Aux Deux-Alpes, un nouveau téléphérique colossal pour prolonger la « fuite en avant » de l’économie du ski

Le Jandri 3S, nouveau téléphérique des Deux-Alpes (Isère), le 1ᵉʳ décembre 2024.

Samedi 7 décembre, alors que le diocèse de Paris rouvre Notre-Dame, Fabrice Boutet a lui aussi le sentiment d’étrenner sa propre « cathédrale », plaisante-t-il. Le directeur général de SATA Group, la société d’économie mixte qui exploite le domaine skiable des Deux-Alpes (Isère), voit l’achèvement d’un chantier hors norme : celui du Jandri 3S, un téléphérique à 148 millions d’euros, le plus cher de l’histoire des Alpes. Une fabrication presque à 100 % française, réalisée par la société Poma.

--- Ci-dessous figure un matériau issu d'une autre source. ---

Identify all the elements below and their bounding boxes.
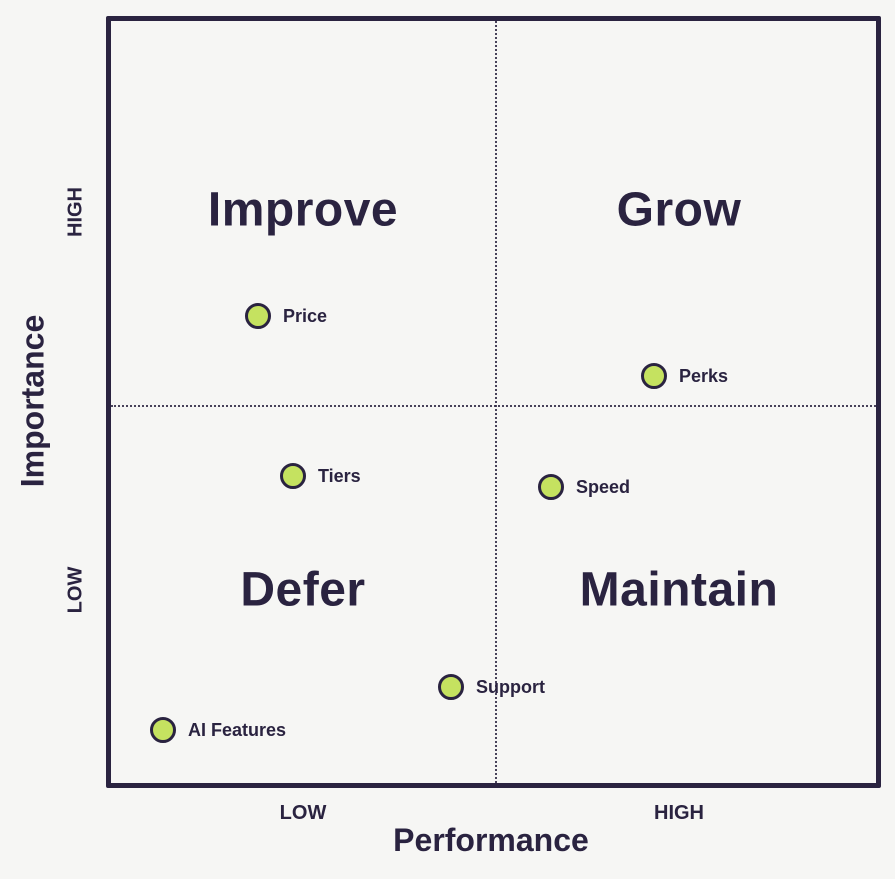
point-marker bbox=[538, 474, 564, 500]
y-tick-high: HIGH bbox=[64, 187, 87, 237]
data-point[interactable]: Price bbox=[245, 303, 327, 329]
quadrant-maintain: Maintain bbox=[579, 563, 779, 617]
quadrant-grow: Grow bbox=[616, 183, 742, 237]
point-marker bbox=[280, 463, 306, 489]
chart-frame bbox=[106, 16, 881, 788]
x-axis-label: Performance bbox=[393, 822, 589, 858]
data-point[interactable]: Support bbox=[438, 674, 545, 700]
point-marker bbox=[438, 674, 464, 700]
point-label: AI Features bbox=[188, 719, 287, 740]
point-marker bbox=[150, 717, 176, 743]
point-marker bbox=[641, 363, 667, 389]
horizontal-divider bbox=[111, 405, 876, 407]
point-label: Speed bbox=[576, 476, 631, 497]
point-label: Support bbox=[476, 676, 545, 697]
data-point[interactable]: Tiers bbox=[280, 463, 361, 489]
point-label: Price bbox=[283, 305, 328, 326]
x-tick-high: HIGH bbox=[654, 802, 704, 824]
point-marker bbox=[245, 303, 271, 329]
x-tick-low: LOW bbox=[279, 802, 327, 824]
point-label: Perks bbox=[679, 365, 729, 386]
quadrant-defer: Defer bbox=[240, 563, 366, 617]
quadrant-improve: Improve bbox=[207, 183, 399, 237]
vertical-divider bbox=[495, 21, 497, 783]
y-axis-label: Importance bbox=[14, 314, 51, 488]
data-point[interactable]: Speed bbox=[538, 474, 630, 500]
data-point[interactable]: Perks bbox=[641, 363, 728, 389]
y-tick-low: LOW bbox=[64, 566, 87, 614]
data-point[interactable]: AI Features bbox=[150, 717, 286, 743]
point-label: Tiers bbox=[318, 465, 361, 486]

Samedi matin, les télécabines ont pris leur envol depuis la station, à 1 600 mètres, convoyant les skieurs jusqu’à 3 200 mètres en dix-sept minutes. Un accès express pour un trajet de 6,4 kilomètres : le téléphérique précédent mettait quarante minutes pour cette même ascension. Il a surtout une capacité doublée, pouvant déverser 3 000 skieurs par heure au sommet du domaine.

Ce téléphérique, c’est tout un symbole : celui de la poursuite d’investissements colossaux dans l’industrie du ski, dans une station où les prévisions d’enneigement pour les prochaines années sont moins pessimistes qu’ailleurs. Il faut dire que les Deux-Alpes, avec leurs 200 kilomètres de pistes, sont considérées comme le domaine le plus élevé de France, avec un point culminant à 3 600 mètres. Alors que, parmi les 250 stations de ski de France, seules « quelques-unes » peuvent espérer poursuivre une exploitation « au-delà de 2050 », comme le rappelait la Cour des comptes dans un rapport publié en février sur l’avenir des stations de ski, les Deux-Alpes figurent dans ce club fermé.

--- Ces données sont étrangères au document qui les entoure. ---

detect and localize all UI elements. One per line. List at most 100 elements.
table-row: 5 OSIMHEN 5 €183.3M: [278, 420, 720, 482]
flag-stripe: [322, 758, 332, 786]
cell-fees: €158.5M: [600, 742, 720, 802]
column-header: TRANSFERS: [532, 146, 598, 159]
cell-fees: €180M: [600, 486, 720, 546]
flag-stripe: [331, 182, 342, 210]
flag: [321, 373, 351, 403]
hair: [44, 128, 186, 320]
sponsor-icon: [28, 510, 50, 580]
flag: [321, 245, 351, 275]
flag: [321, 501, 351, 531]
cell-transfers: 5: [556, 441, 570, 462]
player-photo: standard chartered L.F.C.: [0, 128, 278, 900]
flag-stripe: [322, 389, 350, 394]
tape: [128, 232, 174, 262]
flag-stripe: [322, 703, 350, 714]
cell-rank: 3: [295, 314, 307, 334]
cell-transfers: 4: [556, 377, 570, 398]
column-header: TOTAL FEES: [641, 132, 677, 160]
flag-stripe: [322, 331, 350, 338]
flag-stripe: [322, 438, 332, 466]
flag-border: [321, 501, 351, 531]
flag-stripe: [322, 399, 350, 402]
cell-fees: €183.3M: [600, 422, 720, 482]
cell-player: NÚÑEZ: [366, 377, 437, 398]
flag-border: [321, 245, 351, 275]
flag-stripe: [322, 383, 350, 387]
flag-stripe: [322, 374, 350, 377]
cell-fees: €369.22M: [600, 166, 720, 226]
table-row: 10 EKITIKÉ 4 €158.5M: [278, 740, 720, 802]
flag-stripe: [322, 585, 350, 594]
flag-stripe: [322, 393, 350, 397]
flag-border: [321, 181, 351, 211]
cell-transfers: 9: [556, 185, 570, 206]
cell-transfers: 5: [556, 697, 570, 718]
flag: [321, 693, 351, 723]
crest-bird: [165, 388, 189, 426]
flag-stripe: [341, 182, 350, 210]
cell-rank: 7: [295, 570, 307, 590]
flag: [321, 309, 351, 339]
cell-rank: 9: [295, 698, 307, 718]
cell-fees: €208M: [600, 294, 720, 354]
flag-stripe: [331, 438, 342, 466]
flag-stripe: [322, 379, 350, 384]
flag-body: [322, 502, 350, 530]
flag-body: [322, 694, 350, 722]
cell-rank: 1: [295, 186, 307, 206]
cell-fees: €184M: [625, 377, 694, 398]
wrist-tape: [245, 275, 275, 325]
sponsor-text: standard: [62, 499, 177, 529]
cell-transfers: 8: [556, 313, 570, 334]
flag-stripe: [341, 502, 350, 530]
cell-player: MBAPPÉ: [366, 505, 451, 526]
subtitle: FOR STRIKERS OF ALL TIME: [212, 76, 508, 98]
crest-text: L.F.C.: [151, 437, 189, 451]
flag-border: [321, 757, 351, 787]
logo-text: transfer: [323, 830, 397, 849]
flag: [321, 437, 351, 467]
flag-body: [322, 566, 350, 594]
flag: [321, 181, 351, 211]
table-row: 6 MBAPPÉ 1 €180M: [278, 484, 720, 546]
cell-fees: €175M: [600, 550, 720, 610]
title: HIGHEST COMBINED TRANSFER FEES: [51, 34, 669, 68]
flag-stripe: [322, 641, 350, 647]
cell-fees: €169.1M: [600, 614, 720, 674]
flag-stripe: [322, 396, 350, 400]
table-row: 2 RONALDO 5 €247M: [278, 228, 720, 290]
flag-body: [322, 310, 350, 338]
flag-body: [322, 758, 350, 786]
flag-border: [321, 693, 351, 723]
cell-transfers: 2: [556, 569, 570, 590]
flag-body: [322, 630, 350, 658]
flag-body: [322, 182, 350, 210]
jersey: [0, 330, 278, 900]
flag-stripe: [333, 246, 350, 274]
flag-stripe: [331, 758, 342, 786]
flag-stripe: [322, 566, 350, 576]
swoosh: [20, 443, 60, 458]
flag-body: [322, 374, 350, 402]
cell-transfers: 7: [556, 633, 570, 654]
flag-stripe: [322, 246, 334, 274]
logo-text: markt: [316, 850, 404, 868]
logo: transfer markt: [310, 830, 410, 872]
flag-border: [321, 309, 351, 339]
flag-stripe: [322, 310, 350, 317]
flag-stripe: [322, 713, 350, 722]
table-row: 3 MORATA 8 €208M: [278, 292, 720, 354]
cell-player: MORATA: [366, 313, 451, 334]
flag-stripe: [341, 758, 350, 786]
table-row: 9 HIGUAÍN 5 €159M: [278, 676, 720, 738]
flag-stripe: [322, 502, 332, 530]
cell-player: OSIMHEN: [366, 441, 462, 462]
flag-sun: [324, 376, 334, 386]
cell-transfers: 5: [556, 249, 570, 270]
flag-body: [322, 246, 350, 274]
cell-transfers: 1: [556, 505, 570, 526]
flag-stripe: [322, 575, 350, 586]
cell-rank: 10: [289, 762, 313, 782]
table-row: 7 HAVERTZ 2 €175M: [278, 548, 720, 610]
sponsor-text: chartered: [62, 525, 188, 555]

Aussi, malgré le changement climatique qui affecte son glacier, SATA Group espère rentabiliser ce téléphérique sur une quarantaine d’années. « Peut-être que d’ici là, le bas des pistes ne sera plus à 1 600 mètres, mais à 2 100 mètres. On s’y prépare. Cela ne nous empêche pas d’avoir de belles années devant nous », expose M. Boutet. Profiter du ski jusqu’au bout : le domaine des Deux-Alpes n’est pas le seul à suivre cette voie étroite. « Toute une série de stations d’altitude investissent en ce moment dans des équipements qui les projettent sur trente ans », remarque Fabien Felli, le président de Poma – une société où le chiffre d’affaires « montagne » reste important (40 %), même si c’est dans les téléphériques urbains que se trouvent ses vraies perspectives de croissance dans le monde, reconnaît-il.

Cette situation géographique donne aux Deux-Alpes un privilège : celui de pouvoir récupérer, à l’avenir, une partie du public des stations plus basses et moins enneigées, amenées à fermer. Ce report a déjà commencé. Depuis 2019, la station est ainsi passée de 1,2 à 1,4 million de « journées skieurs » par an… Alors qu’au global la fréquentation des stations de ski de France décroît depuis la décennie 2010, selon les données de Domaines skiables de France.